I thought you didn’t support the ACA because you were against the Federal government dictating health insurance mandates?

doesn’t “demanding that all of us share in a risk pool” = “… the Federal government dictating health insurance mandates”? That’s precisely what the ‘individual mandate’ is, isn’t it?

The cites you offered proffer a particular way to evaluate freedom. It’s only necessary to address them if one shares in that rubric. The things you value and the criteria you establish as the metrics for success are not necessarily shared. They may be interesting, but they are not controlling.

The experiences you’ve had are your own. Anecdotes, if you will. Public policy ought not be crafted on the basis of anecdotes.
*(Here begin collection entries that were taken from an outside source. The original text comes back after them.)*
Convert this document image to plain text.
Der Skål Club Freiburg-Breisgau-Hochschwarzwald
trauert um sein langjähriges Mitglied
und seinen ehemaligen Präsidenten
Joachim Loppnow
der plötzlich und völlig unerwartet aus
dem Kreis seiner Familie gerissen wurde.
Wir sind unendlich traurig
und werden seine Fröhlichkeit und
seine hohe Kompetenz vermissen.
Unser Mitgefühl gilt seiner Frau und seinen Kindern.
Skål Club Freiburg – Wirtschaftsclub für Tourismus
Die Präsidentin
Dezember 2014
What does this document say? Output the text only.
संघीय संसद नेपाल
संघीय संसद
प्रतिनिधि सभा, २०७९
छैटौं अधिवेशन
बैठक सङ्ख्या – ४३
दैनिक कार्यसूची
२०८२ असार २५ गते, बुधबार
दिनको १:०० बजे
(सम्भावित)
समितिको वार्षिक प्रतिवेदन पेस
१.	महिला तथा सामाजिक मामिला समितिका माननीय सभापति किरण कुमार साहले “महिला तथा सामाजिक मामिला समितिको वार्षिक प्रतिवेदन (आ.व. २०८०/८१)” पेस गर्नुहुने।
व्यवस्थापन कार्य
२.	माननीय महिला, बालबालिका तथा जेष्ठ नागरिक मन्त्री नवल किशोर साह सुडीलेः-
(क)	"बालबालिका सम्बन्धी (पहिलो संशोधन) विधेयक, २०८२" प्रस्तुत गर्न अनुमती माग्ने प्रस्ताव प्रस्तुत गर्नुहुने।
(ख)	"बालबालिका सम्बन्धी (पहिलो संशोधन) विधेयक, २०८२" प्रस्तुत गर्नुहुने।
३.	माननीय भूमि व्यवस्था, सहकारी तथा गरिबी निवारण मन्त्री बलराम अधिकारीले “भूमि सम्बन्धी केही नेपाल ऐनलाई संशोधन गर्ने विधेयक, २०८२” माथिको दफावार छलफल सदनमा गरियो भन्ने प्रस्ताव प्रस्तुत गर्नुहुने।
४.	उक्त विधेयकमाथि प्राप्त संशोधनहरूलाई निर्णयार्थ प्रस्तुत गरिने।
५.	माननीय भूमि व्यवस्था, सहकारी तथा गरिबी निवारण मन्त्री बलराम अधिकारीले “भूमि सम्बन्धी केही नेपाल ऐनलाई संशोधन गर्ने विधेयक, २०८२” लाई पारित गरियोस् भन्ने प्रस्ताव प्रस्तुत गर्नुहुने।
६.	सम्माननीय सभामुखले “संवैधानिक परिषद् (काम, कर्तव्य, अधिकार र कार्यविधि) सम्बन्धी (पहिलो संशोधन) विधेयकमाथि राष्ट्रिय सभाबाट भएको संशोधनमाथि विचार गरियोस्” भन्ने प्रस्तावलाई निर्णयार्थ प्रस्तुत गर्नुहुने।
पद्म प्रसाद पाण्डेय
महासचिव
Maybe, but in other threads on the subject, **Bricker **seemed fine with each individual STATE demanding a shared risk pool. Now it seems like the “forced to share a risk pool” and “pay your own way” have overtaken that position. I was simply asking for clarification.

If I am understanding you correctly a hospital should determine a person’s ability to pay for medical care for whatever it is that is wrong with them and if that person cannot pay they should be denied service and shown the door.

If that is not your position could you clarify?

I could defend the freedom from having to pay for your fire and police protection bills. You may justify your decision to force me to pay those bills by describing the horrible ways you could be robbed or your house could burn down, but that doesn’t obligate me to hand you the money.

No, the only way I can understand that analogy is that, as a human, with a body, I am addicted to medical treatment, the same way that a heroin addict is addicted to heroin.

That analogy breaks down in every way. In order to be an analogy, there needs to be at least one comparison that links the two, and I’m not seeing it.

That does sound like a pretty terrible idea of civilization to me. Hoarding your own resources and going your own way is diametrically opposed to any definition of civilization I’ve ever heard.